This function takes a SYSargsList object and translate it to an executable bash script, so one can run the workflow without loading SPR or using an R console.

sal2bash(sal, out_dir = ".", bash_path = "/bin/bash", stop_on_error = TRUE)

Arguments

sal

SYSargsList object.

out_dir

string, a relative or absolute path to a directory. If the directory does not exist, this function will first try to create it.

bash_path

string, the path to the bash executable program

stop_on_error

bool, should the bash script stop if any error happens in running

Details

## out files

1. The main executable bash file will be created to the root of `out_dir`

2. All R steps will be stored as R scripts and along with other supporting files inside a folder called `spr_bash` under `out_dir`

3. Not all R steps will have an individual file. This function will "collapse" adjacent R steps into one file as much as possible. Namely, if there is no sysArgs steps in between, R steps will be merged into one file, otherwise they will be in different files.

## R steps

Similarly as running the workflow in R console, all R steps will share the same environment variables and loaded packages. This is done by loading and saving the R environment into a file `spr_wf.RData` before and after the R script execution. Therefore, it will be good to keep all R steps bundle together as much as possible to avoid the package and environment loading/saving overhead time.

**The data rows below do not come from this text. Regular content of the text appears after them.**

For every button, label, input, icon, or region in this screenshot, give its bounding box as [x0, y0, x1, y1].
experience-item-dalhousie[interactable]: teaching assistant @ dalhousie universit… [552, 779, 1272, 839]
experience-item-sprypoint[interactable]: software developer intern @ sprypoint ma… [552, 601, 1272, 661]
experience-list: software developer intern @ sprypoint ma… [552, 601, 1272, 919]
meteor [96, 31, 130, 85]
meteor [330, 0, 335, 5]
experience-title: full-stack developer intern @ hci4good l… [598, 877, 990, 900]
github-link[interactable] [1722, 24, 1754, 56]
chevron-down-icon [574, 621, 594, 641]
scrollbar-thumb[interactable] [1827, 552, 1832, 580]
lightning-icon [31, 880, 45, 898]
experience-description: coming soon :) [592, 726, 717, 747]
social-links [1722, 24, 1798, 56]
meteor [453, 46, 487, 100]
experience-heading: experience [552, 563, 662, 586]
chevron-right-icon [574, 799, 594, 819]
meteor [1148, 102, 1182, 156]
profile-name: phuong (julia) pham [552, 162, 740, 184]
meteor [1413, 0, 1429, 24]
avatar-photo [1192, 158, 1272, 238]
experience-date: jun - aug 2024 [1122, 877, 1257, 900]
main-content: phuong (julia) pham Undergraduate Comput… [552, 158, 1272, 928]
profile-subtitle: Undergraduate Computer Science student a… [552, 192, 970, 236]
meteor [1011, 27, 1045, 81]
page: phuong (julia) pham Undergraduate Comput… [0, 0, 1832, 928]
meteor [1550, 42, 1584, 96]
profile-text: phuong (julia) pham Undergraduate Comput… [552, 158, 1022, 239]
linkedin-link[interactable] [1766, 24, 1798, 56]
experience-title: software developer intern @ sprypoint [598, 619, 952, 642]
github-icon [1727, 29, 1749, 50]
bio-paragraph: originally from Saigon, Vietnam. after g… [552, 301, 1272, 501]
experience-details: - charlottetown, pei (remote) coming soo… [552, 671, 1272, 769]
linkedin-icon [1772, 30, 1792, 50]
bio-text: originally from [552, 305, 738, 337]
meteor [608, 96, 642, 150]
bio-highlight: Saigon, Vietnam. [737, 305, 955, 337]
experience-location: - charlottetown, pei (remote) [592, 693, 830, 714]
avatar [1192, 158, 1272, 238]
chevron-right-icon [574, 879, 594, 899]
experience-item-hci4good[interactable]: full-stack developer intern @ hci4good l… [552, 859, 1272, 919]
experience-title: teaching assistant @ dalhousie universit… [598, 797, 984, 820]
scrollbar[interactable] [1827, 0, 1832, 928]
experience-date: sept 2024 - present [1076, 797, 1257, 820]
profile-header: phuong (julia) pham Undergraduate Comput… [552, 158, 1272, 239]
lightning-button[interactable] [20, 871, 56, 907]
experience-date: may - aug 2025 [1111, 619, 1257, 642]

Initially, this environment only contains the SYSargsList object that was used to create the bash script. Note: the SYSargsList object name will be the same as what you pass to `sal2bash`. If you have `sal2bash(my_sal)`, then in the `spr_wf.RData` there will be an object called `my_sal` saved there. It is important to keep using the same name for the SYSargsList object managing the workflow and in workflow running. For example, if you have an R step that requires to query a column from the outfiles of the SAL, `getColumn(sal, "FileName1")`, but you pass `my_sal` to `sal2bash(my_sal)`, this will cause this R step cannot find the SAL object when run the workflow from bash.

## Execution

This way of execution is not able to handle complex dependency graphs. The original step dependencies from SAL object will be ignored, so all steps will be executed in a linear manner. It is recommended to adjust the workflow order before using this function.

Value

no return

Author

Le Zhang and Daniela Cassol

Examples

file_path <- system.file("extdata/spr_simple_wf.Rmd", package="systemPipeR")
sal <- SPRproject(overwrite = TRUE)
#> Recreating directory '/home/runner/work/systemPipeR/systemPipeR/docs/reference/.SPRproject'
#> Creating file '/home/runner/work/systemPipeR/systemPipeR/docs/reference/.SPRproject/SYSargsList.yml'
sal <- importWF(sal, file_path)
#> Reading Rmd file
#> 
#> 
#>  ---- Actions ----
#> Checking chunk eval values
#> Checking chunk SPR option
#> Ignore non-SPR chunks: 17
#> Parse chunk code
#> Checking preprocess code for each step
#> No preprocessing code for SPR steps found
#> Now importing step 'load_library' 
#> Now importing step 'export_iris' 
#> Now importing step 'gzip' 
#> Now importing step 'gunzip' 
#> Now importing step 'stats' 
#> Now back up current Rmd file as template for `renderReport`
#> Template for renderReport is stored at 
#>  /home/runner/work/systemPipeR/systemPipeR/docs/reference/.SPRproject/workflow_template.Rmd 
#>  Edit this file manually is not recommended 
#> Now check if required tools are installed 
#> Check if they are in path:
#> Checking path for gzip
#> PASS
#> Checking path for gunzip
#> PASS
#>   step_name   tool in_path
#> 1      gzip   gzip    TRUE
#> 2    gunzip gunzip    TRUE
#> All required tools in PATH, skip module check. If you want to check modules use `listCmdModules`Import  done
#> 
sal2bash(sal)
#> Success: Make sure the script 'spr_wf.sh' and directory ./spr_bash is there before executing.